Mike Burns, who was head men’s gymnastics coach for 17 years at the University of Minnesota, told Vox he’s not giving up.
“They pissed off the wrong 62-year-old from Boston who teaches cartwheels for a living,” Burns said, “that’s gonna be the thing they wish they hadn’t done, because there’s gonna be a fight.”
Now that Minnesota men’s gymnastics is no longer part of the school’s athletic roster, Burns and other volunteers have spun off the 117-year-old program into a club sport supported by the school’s Office of Student Affairs.
In June 2024, they were officially kicked out of their beloved practice gym, Cooke Hall, a place they’ve practiced since the 1930s, to make space for diving.
They’ve had to get scrappy by creating the nonprofit Friends of Minnesota Gymnastics, whose board is staffed by former alumni. From donations and other fundraising efforts like hosting gymnastic meets, Burns said the association is able to raise about a tenth of what the University of Minnesota offered a year. Students who used to train at the university now have to drive about 45 minutes to train.
“My one desire is to keep this program alive,” said Burns. “And I’m going to do everything in my power to do so.”
When asked about this new class of Olympians in Paris, Burns mentions how Fred Richard “brings the confidence and cockiness that I just love every time I see that kid.”

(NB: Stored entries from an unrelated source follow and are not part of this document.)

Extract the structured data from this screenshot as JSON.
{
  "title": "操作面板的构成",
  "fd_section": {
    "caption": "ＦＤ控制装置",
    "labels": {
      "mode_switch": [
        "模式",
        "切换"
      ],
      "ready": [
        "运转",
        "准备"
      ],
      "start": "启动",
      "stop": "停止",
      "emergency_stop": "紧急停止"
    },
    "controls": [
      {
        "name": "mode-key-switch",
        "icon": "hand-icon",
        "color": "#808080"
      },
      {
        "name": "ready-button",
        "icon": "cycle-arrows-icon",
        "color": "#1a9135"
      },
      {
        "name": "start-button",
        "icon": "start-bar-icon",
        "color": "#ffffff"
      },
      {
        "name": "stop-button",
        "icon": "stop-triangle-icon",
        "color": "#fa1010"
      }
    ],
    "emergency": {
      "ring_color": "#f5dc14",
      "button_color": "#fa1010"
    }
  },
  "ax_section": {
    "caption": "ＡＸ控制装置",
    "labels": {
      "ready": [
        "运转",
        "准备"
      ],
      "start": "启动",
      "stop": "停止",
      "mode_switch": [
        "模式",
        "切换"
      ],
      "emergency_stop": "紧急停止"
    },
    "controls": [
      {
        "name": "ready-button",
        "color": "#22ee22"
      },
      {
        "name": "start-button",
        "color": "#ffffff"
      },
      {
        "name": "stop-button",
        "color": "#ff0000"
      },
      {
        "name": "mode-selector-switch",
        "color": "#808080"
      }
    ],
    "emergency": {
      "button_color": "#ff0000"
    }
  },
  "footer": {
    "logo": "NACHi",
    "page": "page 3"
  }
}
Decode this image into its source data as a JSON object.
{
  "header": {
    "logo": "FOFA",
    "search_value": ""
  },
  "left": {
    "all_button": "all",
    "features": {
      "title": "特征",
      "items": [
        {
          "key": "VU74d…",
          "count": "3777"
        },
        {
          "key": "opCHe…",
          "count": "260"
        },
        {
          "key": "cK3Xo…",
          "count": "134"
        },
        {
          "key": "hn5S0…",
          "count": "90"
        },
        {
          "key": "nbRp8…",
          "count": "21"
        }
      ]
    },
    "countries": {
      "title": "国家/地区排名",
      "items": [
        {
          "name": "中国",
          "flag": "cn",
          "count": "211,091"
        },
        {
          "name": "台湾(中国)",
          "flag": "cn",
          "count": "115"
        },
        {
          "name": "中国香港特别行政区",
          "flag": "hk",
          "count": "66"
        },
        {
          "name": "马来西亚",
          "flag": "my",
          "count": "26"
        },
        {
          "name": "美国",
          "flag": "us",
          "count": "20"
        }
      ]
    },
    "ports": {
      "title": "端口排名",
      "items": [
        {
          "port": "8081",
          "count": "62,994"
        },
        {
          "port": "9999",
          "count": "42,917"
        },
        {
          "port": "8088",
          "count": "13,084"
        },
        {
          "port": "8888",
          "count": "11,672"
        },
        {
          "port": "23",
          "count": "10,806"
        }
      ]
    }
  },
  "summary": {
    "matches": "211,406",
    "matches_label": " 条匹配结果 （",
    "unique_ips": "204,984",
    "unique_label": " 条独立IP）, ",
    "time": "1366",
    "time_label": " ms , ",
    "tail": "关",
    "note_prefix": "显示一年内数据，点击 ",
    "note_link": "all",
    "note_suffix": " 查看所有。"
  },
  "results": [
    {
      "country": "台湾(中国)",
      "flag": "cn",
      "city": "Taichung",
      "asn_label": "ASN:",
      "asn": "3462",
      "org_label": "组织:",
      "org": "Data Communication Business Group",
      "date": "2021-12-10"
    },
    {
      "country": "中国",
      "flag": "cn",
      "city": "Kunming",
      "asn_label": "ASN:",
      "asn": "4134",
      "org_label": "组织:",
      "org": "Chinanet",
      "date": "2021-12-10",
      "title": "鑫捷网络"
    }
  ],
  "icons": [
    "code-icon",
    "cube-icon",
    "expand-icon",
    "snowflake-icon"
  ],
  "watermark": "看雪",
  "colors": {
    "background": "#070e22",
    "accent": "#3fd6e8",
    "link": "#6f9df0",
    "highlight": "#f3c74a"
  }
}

He said that’s the sort of thing that can make men’s gymnastics contagious. But he admits the US has a long way to go if they’re going to reach silver and gold without the state-sponsored resources offered by powerhouses like China and Russia.
The fact is: Olympic medals bring lots of attention, and attention is currency. The question is whether this year’s athletes can hold onto it.